47 anos, uma origem que pouquíssimos europeus saberiam apontar no mapa, e um banco de reservas na Serie A que, sozinho, já conta uma história improvável. Pierre Wajoka não chegou ao futebol italiano pela porta que o circuito costuma deixar aberta — e é exatamente essa trajetória oblíqua que torna seu trabalho à frente do Pisa digno de leitura demorada.
O esquema que ele sempre busca rodar
Wajoka é um treinador de pressing posicional — mas não do tipo que aplica o conceito como moda. O que se observa no Pisa nesta temporada 2025/2026 é uma estrutura em bloco médio-alto que se ativa por gatilhos específicos: a saída de bola adversária em determinadas zonas, o ângulo do passe para o lateral, a postura corporal do volante rival. Não é o gegenpressing caótico que Klopp popularizou em Liverpool e que tantos técnicos tentaram copiar sem o mesmo substrato físico. É algo mais mediterrâneo na cadência, mais paciente nos momentos de espera — e mais cruel na hora de fechar espaços.
O referencial tático que ele parece carregar tem mais a ver com o que o futebol espanhol produziu na última década do que com a escola italiana clássica. Há um senso de pressing alto coordenado por linhas, não por indivíduos — o que exige que o elenco inteiro compreenda a lógica antes de executar qualquer movimento. Quando funciona, o Pisa parece maior do que é. Quando não funciona… e aí vem o problema.

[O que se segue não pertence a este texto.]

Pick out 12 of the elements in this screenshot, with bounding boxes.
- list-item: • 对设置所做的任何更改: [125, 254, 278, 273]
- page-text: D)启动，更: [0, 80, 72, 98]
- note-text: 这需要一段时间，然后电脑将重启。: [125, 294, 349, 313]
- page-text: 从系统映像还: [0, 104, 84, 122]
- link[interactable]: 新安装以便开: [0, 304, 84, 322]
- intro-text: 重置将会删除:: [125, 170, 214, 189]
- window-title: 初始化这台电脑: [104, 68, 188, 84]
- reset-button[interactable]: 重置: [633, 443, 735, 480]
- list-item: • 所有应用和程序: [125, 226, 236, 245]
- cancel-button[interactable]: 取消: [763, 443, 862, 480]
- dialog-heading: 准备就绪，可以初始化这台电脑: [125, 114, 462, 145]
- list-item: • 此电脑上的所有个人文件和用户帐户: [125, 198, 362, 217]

Como ele monta o time dentro desse esquema
A estrutura base que Wajoka privilegia é o 4-3-3 em posse, transformado em 4-4-2 sem bola — uma transição que exige dois atacantes dispostos a defender a partir da linha de pressão. Não é coincidência: esse mesmo princípio de dupla referência ofensiva com função defensiva foi o que tornou o tiki-taka do Barcelona de Guardiola tão difícil de replicar. Wajoka não replica o modelo, mas bebe na mesma fonte conceitual.
No Pisa, a construção começa pelos zagueiros. Wajoka exige que a saída de bola seja limpa, com o pivô posicionado entre as linhas para receber de costas e girar — ou servir de referência para o terceiro homem entrar pela diagonal. O volante mais recuado funciona como pivot de distribuição, não como destruidor: uma escolha que revela preferência por times que pensam antes de correr, conforme registrado pelo SportNavo ao acompanhar a campanha toscana nesta temporada.
Onde o esquema funciona melhor (e onde quebra)
O modelo de Wajoka tem um habitat natural: times que aceitam pressão alta, que expõem a linha defensiva e que deixam espaço nas costas dos laterais. Contra essas equipes, o Pisa consegue criar superioridades numéricas no meio e usar as diagonais de entrada para criar situações de finalização. É um futebol esteticamente coerente — o tipo que faz analistas europeus pararem para assistir um segundo tempo.

O problema aparece contra blocos baixos organizados — e a Serie A, diferente da Premier League ou da Bundesliga, ainda cultiva um número expressivo de equipes que preferem defender em 5-4-1 e sair no contra-ataque. Nesses jogos, o Pisa tende a ter posse sem penetração, cruzamentos sem chegada, e Wajoka é forçado a fazer ajustes de banco que nem sempre chegam cedo o suficiente. A rigidez inicial do esquema, sua maior força, converte-se em lentidão de adaptação — e esse é o dilema que ele ainda não resolveu completamente nesta temporada…
Os jogadores que ele privilegia para fazer funcionar
Wajoka tem uma preferência clara que atravessa qualquer contexto: ele privilegia jogadores com dual role — aqueles que cumprem função defensiva sem abrir mão da participação ofensiva. Laterais que sabem progredir em posse. Meias que pressionam e também constroem. Atacantes que defendem a partir da frente com inteligência posicional, não com intensidade física bruta.
No vestiário, a gestão parece seguir a mesma lógica do campo: clareza de função, hierarquia técnica definida, e baixa tolerância para improvisação fora do sistema. Não é o treinador que libera o talento individual para resolver o jogo — é o que convence o talento individual de que o sistema é o jogo. Essa filosofia cria times coesos e, eventualmente, cria também tensões com jogadores acostumados a protagonismo sem estrutura.
O que esperar de Wajoka nas próximas semanas é, em grande parte, o que já está sendo entregue: um Pisa que compite com identidade, que não se rende ao pragmatismo fácil, e que cobra do torcedor toscano um nível de leitura tática que o clube raramente exigiu em sua história recente. É o mesmo cenário que o Chievo Verona viveu em 2017 com Maran — só que agora a aposta é diferente, porque o futebol italiano mudou, e Pierre Wajoka chegou com perguntas que o calcio ainda está tentando formular.